Eastern Maine teams were unable to win the ultimate trophy during Saturday’s state team tennis championships, but for three of the teams, their experiences in the finals and their relative youth suggest more good things to come.
“For us at George Stevens Academy, it’s just the tip of the iceberg,” said GSA girls coach Tim Farrar, whose team fell to three-time champion North Yarmouth Academy 5-0 in the Class C final. “We have a lot of kids involved in tennis, over 40 kids. We have JV programs, so there’s a lot that goes on underneath and that’s what we work on.
GSA will be led next spring by Sotherd Steer, who as a freshman emerged as the Eagles’ top singles player.

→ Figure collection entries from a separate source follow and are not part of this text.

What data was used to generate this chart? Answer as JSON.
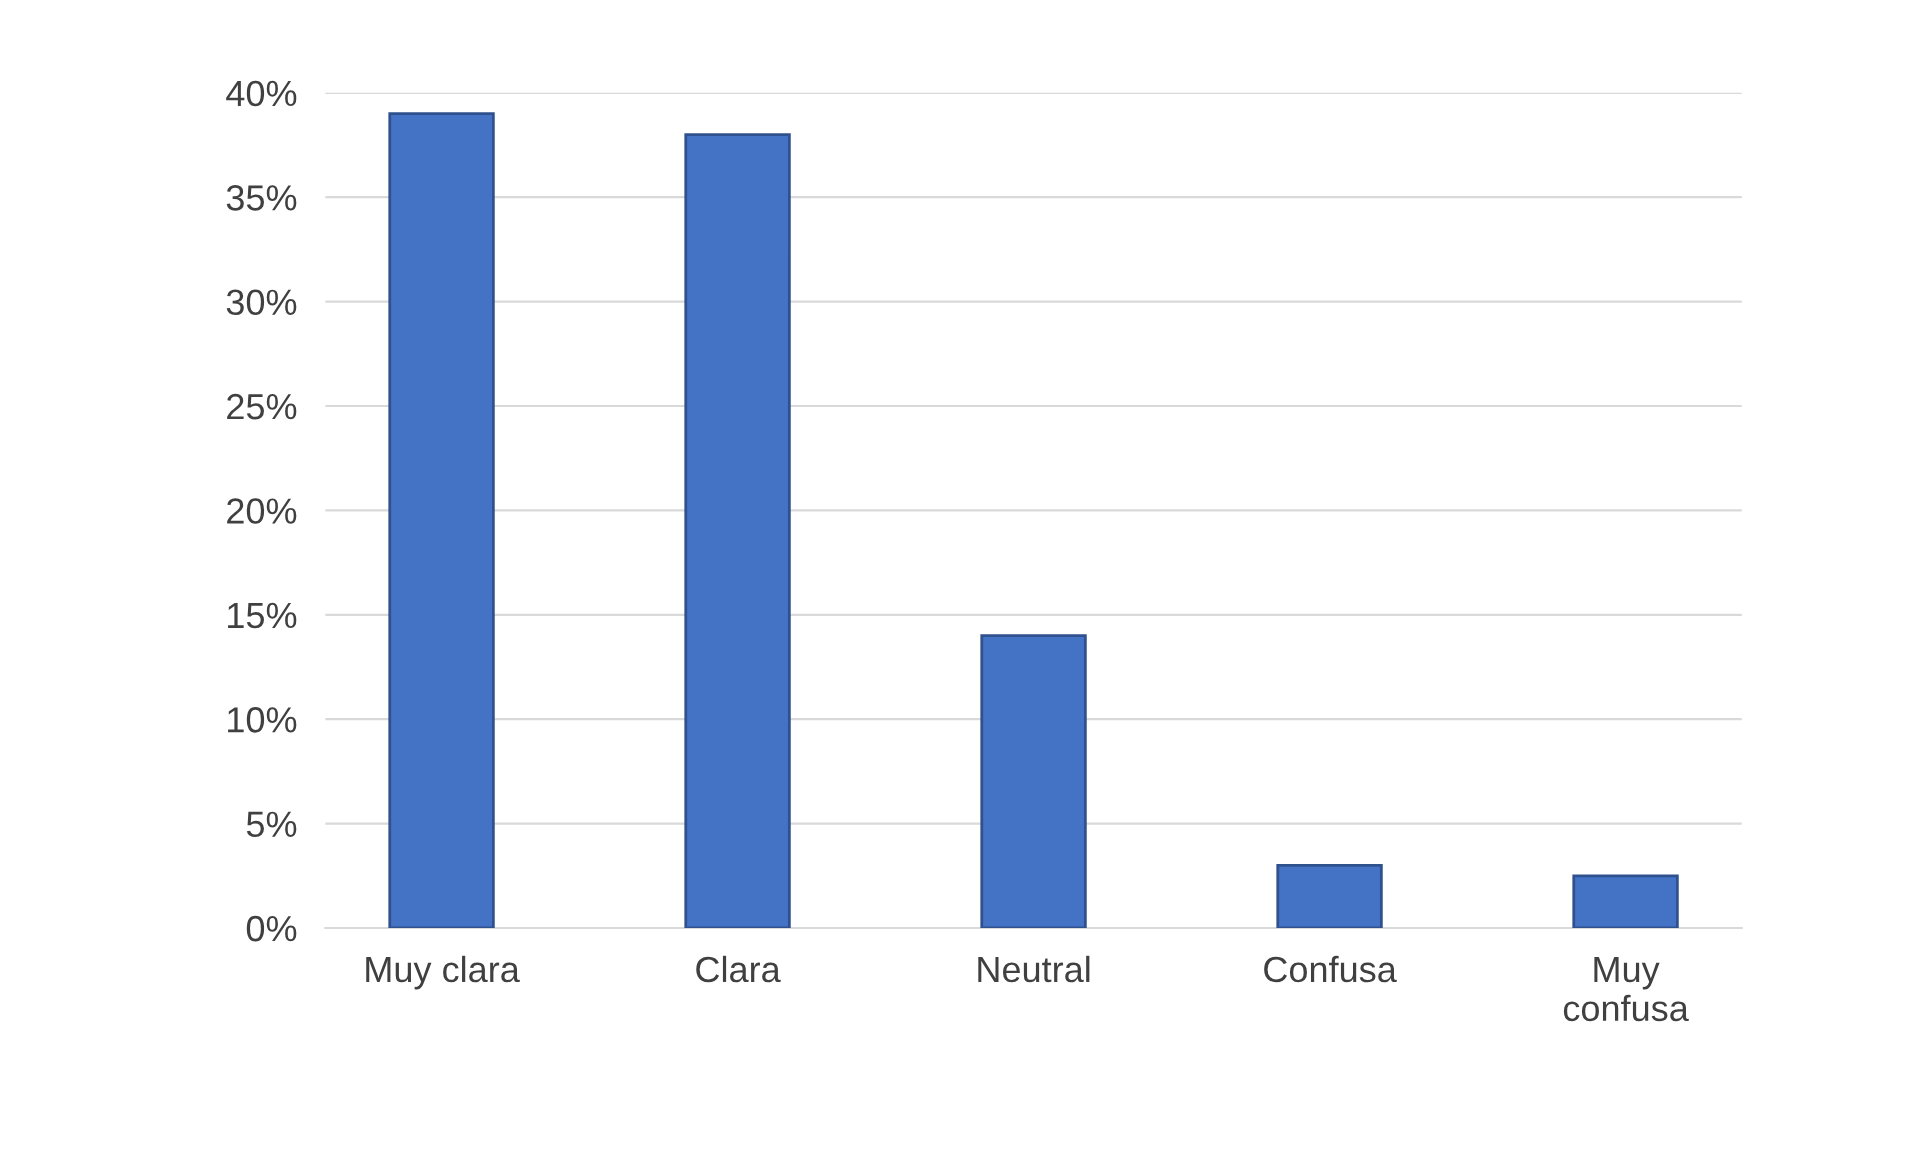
{
  "chart_data": {
    "type": "bar",
    "categories": [
      "Muy clara",
      "Clara",
      "Neutral",
      "Confusa",
      "Muy\nconfusa"
    ],
    "values": [
      39,
      38,
      14,
      3,
      2.5
    ],
    "color": "#4472c4",
    "ylim": [
      0,
      40
    ],
    "yticks": [
      {
        "value": 0,
        "label": "0%"
      },
      {
        "value": 5,
        "label": "5%"
      },
      {
        "value": 10,
        "label": "10%"
      },
      {
        "value": 15,
        "label": "15%"
      },
      {
        "value": 20,
        "label": "20%"
      },
      {
        "value": 25,
        "label": "25%"
      },
      {
        "value": 30,
        "label": "30%"
      },
      {
        "value": 35,
        "label": "35%"
      },
      {
        "value": 40,
        "label": "40%"
      }
    ],
    "grid": "y"
  }
}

Also back will be this year’s doubles tandems of juniors Grace Jackson and Vesta Davis and sophomore Tierney Hally and junior Hannah van der Eb.
“In our system, every one of these girls who is playing varsity tennis had to beat somebody to get onto that team,” said Farrar, “So one of the strengths of our program is that there’s a place for everybody’s ability and everybody’s competitiveness.

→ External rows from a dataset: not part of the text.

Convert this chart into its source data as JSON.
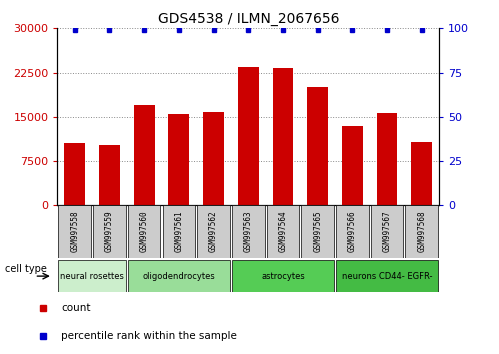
{
  "title": "GDS4538 / ILMN_2067656",
  "samples": [
    "GSM997558",
    "GSM997559",
    "GSM997560",
    "GSM997561",
    "GSM997562",
    "GSM997563",
    "GSM997564",
    "GSM997565",
    "GSM997566",
    "GSM997567",
    "GSM997568"
  ],
  "counts": [
    10500,
    10200,
    17000,
    15500,
    15800,
    23500,
    23200,
    20000,
    13500,
    15700,
    10800
  ],
  "bar_color": "#cc0000",
  "percentile_color": "#0000cc",
  "ylim_left": [
    0,
    30000
  ],
  "ylim_right": [
    0,
    100
  ],
  "yticks_left": [
    0,
    7500,
    15000,
    22500,
    30000
  ],
  "yticks_right": [
    0,
    25,
    50,
    75,
    100
  ],
  "groups": [
    {
      "label": "neural rosettes",
      "indices": [
        0,
        1
      ],
      "color": "#cceecc"
    },
    {
      "label": "oligodendrocytes",
      "indices": [
        2,
        3,
        4
      ],
      "color": "#99dd99"
    },
    {
      "label": "astrocytes",
      "indices": [
        5,
        6,
        7
      ],
      "color": "#55cc55"
    },
    {
      "label": "neurons CD44- EGFR-",
      "indices": [
        8,
        9,
        10
      ],
      "color": "#44bb44"
    }
  ],
  "sample_box_color": "#cccccc",
  "grid_color": "#888888",
  "tick_color_left": "#cc0000",
  "tick_color_right": "#0000cc",
  "legend_count_color": "#cc0000",
  "legend_pct_color": "#0000cc"
}
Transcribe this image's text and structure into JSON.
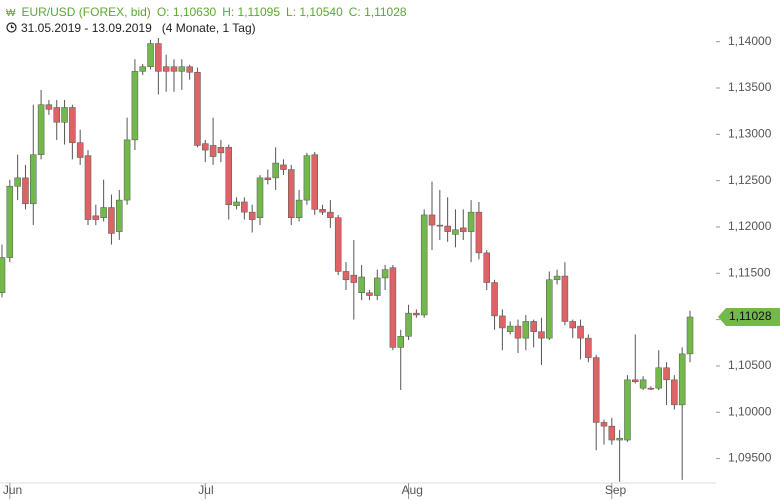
{
  "header": {
    "title": "EUR/USD (FOREX, bid)",
    "ohlc": [
      "O: 1,10630",
      "H: 1,11095",
      "L: 1,10540",
      "C: 1,11028"
    ],
    "range": "31.05.2019 - 13.09.2019",
    "duration": "(4 Monate, 1 Tag)"
  },
  "chart_data": {
    "type": "candlestick",
    "categories": [
      null,
      "Jun",
      null,
      null,
      null,
      null,
      null,
      null,
      null,
      null,
      null,
      null,
      null,
      null,
      null,
      null,
      null,
      null,
      null,
      null,
      null,
      null,
      null,
      null,
      null,
      null,
      "Jul",
      null,
      null,
      null,
      null,
      null,
      null,
      null,
      null,
      null,
      null,
      null,
      null,
      null,
      null,
      null,
      null,
      null,
      null,
      null,
      null,
      null,
      null,
      null,
      null,
      null,
      "Aug",
      null,
      null,
      null,
      null,
      null,
      null,
      null,
      null,
      null,
      null,
      null,
      null,
      null,
      null,
      null,
      null,
      null,
      null,
      null,
      null,
      null,
      null,
      null,
      null,
      null,
      "Sep",
      null,
      null,
      null,
      null,
      null,
      null,
      null,
      null,
      null,
      null
    ],
    "open": [
      1.1129,
      1.1167,
      1.1244,
      1.1253,
      1.1225,
      1.1278,
      1.1332,
      1.1329,
      1.1313,
      1.1329,
      1.1291,
      1.1277,
      1.1212,
      1.121,
      1.1221,
      1.1195,
      1.1229,
      1.1294,
      1.1368,
      1.1373,
      1.1398,
      1.1373,
      1.1373,
      1.1368,
      1.1373,
      1.1367,
      1.129,
      1.1288,
      1.1286,
      1.1286,
      1.1223,
      1.1227,
      1.1216,
      1.121,
      1.1253,
      1.1253,
      1.1267,
      1.1262,
      1.121,
      1.1229,
      1.1278,
      1.1219,
      1.1216,
      1.121,
      1.1152,
      1.1148,
      1.1129,
      1.1129,
      1.1126,
      1.1145,
      1.1156,
      1.107,
      1.1082,
      1.1107,
      1.1105,
      1.1213,
      1.1202,
      1.1201,
      1.1192,
      1.1199,
      1.1195,
      1.1216,
      1.1172,
      1.114,
      1.1104,
      1.1087,
      1.1093,
      1.108,
      1.1098,
      1.1087,
      1.108,
      1.1143,
      1.1147,
      1.1098,
      1.1093,
      1.108,
      1.1059,
      1.0989,
      1.0985,
      1.097,
      1.097,
      1.1035,
      1.1026,
      1.1026,
      1.1026,
      1.1048,
      1.1035,
      1.1008,
      1.1063
    ],
    "high": [
      1.1181,
      1.1251,
      1.1278,
      1.1267,
      1.1332,
      1.1348,
      1.1337,
      1.1337,
      1.1337,
      1.1332,
      1.1305,
      1.1283,
      1.1224,
      1.1251,
      1.1235,
      1.124,
      1.1318,
      1.1381,
      1.1376,
      1.1402,
      1.1404,
      1.1386,
      1.1381,
      1.1381,
      1.1375,
      1.1372,
      1.1294,
      1.1318,
      1.1294,
      1.1289,
      1.1232,
      1.1232,
      1.1224,
      1.1256,
      1.1262,
      1.1286,
      1.1273,
      1.1267,
      1.124,
      1.128,
      1.1281,
      1.1224,
      1.1229,
      1.1213,
      1.1162,
      1.1186,
      1.1159,
      1.1132,
      1.1154,
      1.1159,
      1.1159,
      1.1089,
      1.1116,
      1.1111,
      1.1219,
      1.1249,
      1.124,
      1.1232,
      1.1219,
      1.1219,
      1.1229,
      1.1227,
      1.1175,
      1.1143,
      1.1111,
      1.1098,
      1.11,
      1.1105,
      1.11,
      1.1102,
      1.1152,
      1.1154,
      1.1162,
      1.11,
      1.11,
      1.1084,
      1.1062,
      1.0992,
      1.0994,
      1.0981,
      1.104,
      1.1084,
      1.1039,
      1.1028,
      1.1067,
      1.1054,
      1.104,
      1.107,
      1.11095
    ],
    "low": [
      1.1124,
      1.1162,
      1.1229,
      1.1219,
      1.1202,
      1.1273,
      1.1321,
      1.1294,
      1.1289,
      1.1273,
      1.1267,
      1.1202,
      1.1202,
      1.1206,
      1.1181,
      1.1186,
      1.1224,
      1.1283,
      1.1364,
      1.137,
      1.1343,
      1.1346,
      1.1346,
      1.1348,
      1.1359,
      1.1286,
      1.127,
      1.1267,
      1.127,
      1.1208,
      1.1219,
      1.1208,
      1.1194,
      1.1202,
      1.1246,
      1.124,
      1.1256,
      1.1202,
      1.1206,
      1.1224,
      1.1213,
      1.1213,
      1.1199,
      1.1148,
      1.1132,
      1.11,
      1.1121,
      1.1121,
      1.1121,
      1.1132,
      1.1067,
      1.1024,
      1.1078,
      1.1102,
      1.1102,
      1.1175,
      1.1186,
      1.1184,
      1.1178,
      1.1186,
      1.1162,
      1.1165,
      1.1132,
      1.1089,
      1.1067,
      1.1084,
      1.1064,
      1.1067,
      1.107,
      1.1051,
      1.1078,
      1.1138,
      1.1094,
      1.108,
      1.1057,
      1.1054,
      1.0959,
      1.0965,
      1.0965,
      1.0925,
      1.0968,
      1.1031,
      1.1024,
      1.1024,
      1.1024,
      1.1008,
      1.1003,
      1.0927,
      1.1054
    ],
    "close": [
      1.1167,
      1.1244,
      1.1253,
      1.1225,
      1.1278,
      1.1332,
      1.1327,
      1.1313,
      1.1329,
      1.1291,
      1.1275,
      1.1208,
      1.1208,
      1.1221,
      1.1193,
      1.1229,
      1.1294,
      1.1368,
      1.1373,
      1.1398,
      1.1368,
      1.1368,
      1.1368,
      1.1373,
      1.1367,
      1.1288,
      1.1283,
      1.1276,
      1.128,
      1.1224,
      1.1227,
      1.1216,
      1.1208,
      1.1253,
      1.1251,
      1.1269,
      1.1262,
      1.121,
      1.1229,
      1.1277,
      1.1219,
      1.1216,
      1.121,
      1.1152,
      1.1143,
      1.114,
      1.1146,
      1.1126,
      1.1145,
      1.1154,
      1.107,
      1.1082,
      1.1107,
      1.1105,
      1.1213,
      1.1202,
      1.1201,
      1.1195,
      1.1197,
      1.1195,
      1.1216,
      1.1172,
      1.114,
      1.1104,
      1.1091,
      1.1093,
      1.108,
      1.1098,
      1.1087,
      1.108,
      1.1143,
      1.1147,
      1.1098,
      1.1091,
      1.108,
      1.1059,
      1.0989,
      1.0985,
      1.097,
      1.0972,
      1.1035,
      1.1033,
      1.1035,
      1.1025,
      1.1048,
      1.1035,
      1.1008,
      1.1063,
      1.11028
    ],
    "up_color": "#72b84a",
    "down_color": "#dc6464",
    "ylim": [
      1.0915,
      1.1445
    ],
    "yticks": [
      {
        "value": 1.14,
        "label": "1,14000"
      },
      {
        "value": 1.135,
        "label": "1,13500"
      },
      {
        "value": 1.13,
        "label": "1,13000"
      },
      {
        "value": 1.125,
        "label": "1,12500"
      },
      {
        "value": 1.12,
        "label": "1,12000"
      },
      {
        "value": 1.115,
        "label": "1,11500"
      },
      {
        "value": 1.11,
        "label": "1,11000"
      },
      {
        "value": 1.105,
        "label": "1,10500"
      },
      {
        "value": 1.1,
        "label": "1,10000"
      },
      {
        "value": 1.095,
        "label": "1,09500"
      }
    ],
    "last_price": {
      "value": 1.11028,
      "label": "1,11028"
    }
  }
}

“But if you want to play varsity tennis you have to work all year to beat somebody who is working all year, and that makes us stronger.”
The Ellsworth boys team, which took an undefeated record into the state final before falling to Yarmouth 4-1, graduates its top two singles players in Spencer Small and Nick Reese as well as doubles player Justin Harding.

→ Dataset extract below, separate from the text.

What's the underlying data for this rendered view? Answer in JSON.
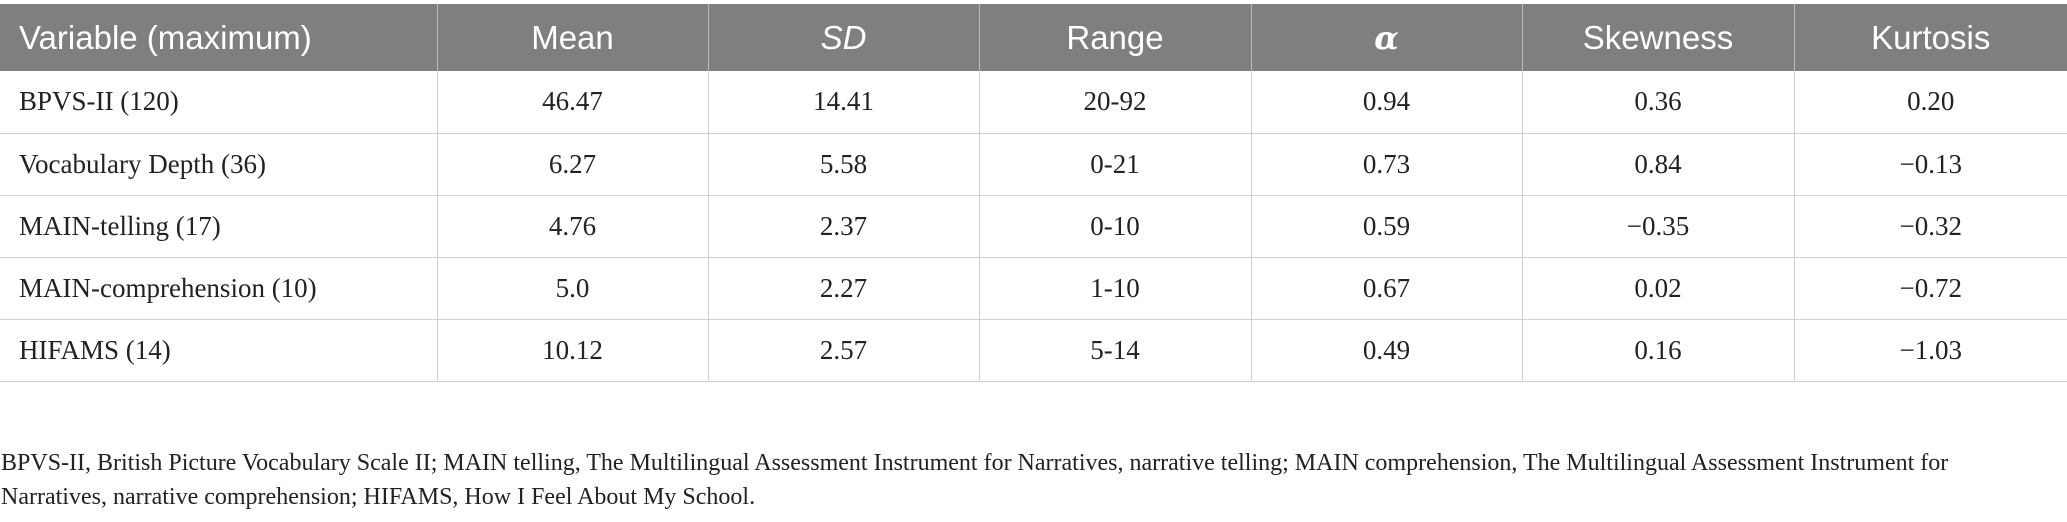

But the Eagles will return four other starters in third seed Alexander Keefe and doubles players Dillon Toothaker, Tyler Small and Brandan Albee.
All three returning doubles players were freshmen this spring, and combined Ellsworth’s two doubles tandems went 29-1 this season until being swept by Yarmouth at the state meet.
“The experience of the freshmen seeing this level of tennis should do wonders for them if they want to advance to the next level of their play,” said Ellsworth coach Brian Higgins. “Now these kids can go home and tell their friends, ‘we’ve got to start working out and playing more in the summer and not just put our rackets away.’”
Keefe, who scored Ellsworth’s lone point against Yarmouth with a straight-sets win over Lane O’Connor, finished undefeated at third singles for the 15-1 Eagles.
“This is uncharted territory for us coming to play in the states,” said Keefe of Ellsworth’s first EM title season since 2002. “Last year it was a huge deal for us to beat [Mount Desert Island] for the first time in quite a few years, and this year it was a big deal for us to win Eastern Maines.
“Our standards have completely changed, and there’s a lot of potential still there.”
The Madawaska boys (13-3) nearly pulled off the upset of the day, with its Class C final against powerhouse Waynflete of Portland going down to dramatic three-set finishes at both first doubles and third singles.
But a split of those matches wasn’t quite enough for the Owls, as Waynflete escaped with a 3-2 victory to win its fourth state title in the last five years.
“[Saturday] morning we got up and we were thinking, ‘Waynflete, they’re unbelievable,’” said Madawaska third seed Christian Lizotte, who backed up a key three-set win in the Eastern Maine finals with a three-set victory over Waynflete’s Ross Cummings. “We joked that we should just send them a letter saying congrats, but we came out today and played pretty good.”
Madawaska relied not only on its tennis skills to hang in with the heavily favored Flyers, but also its overall athleticism that helped earn the Owls many points and forced Waynflete’s players into hitting extra shots to put other points away.
“[Madawaska] has good athletes and guys who like to compete and can compete well,” said Waynflete coach Jeff Madore after the match. “That’s a big plus.”
Madawaska will count top singles player Shawn Parker among its graduates, but Lizotte and second singles player Nathan Beaulieu will be among the key returning players for coach Ben Sirois’ Eastern Maine champs next spring.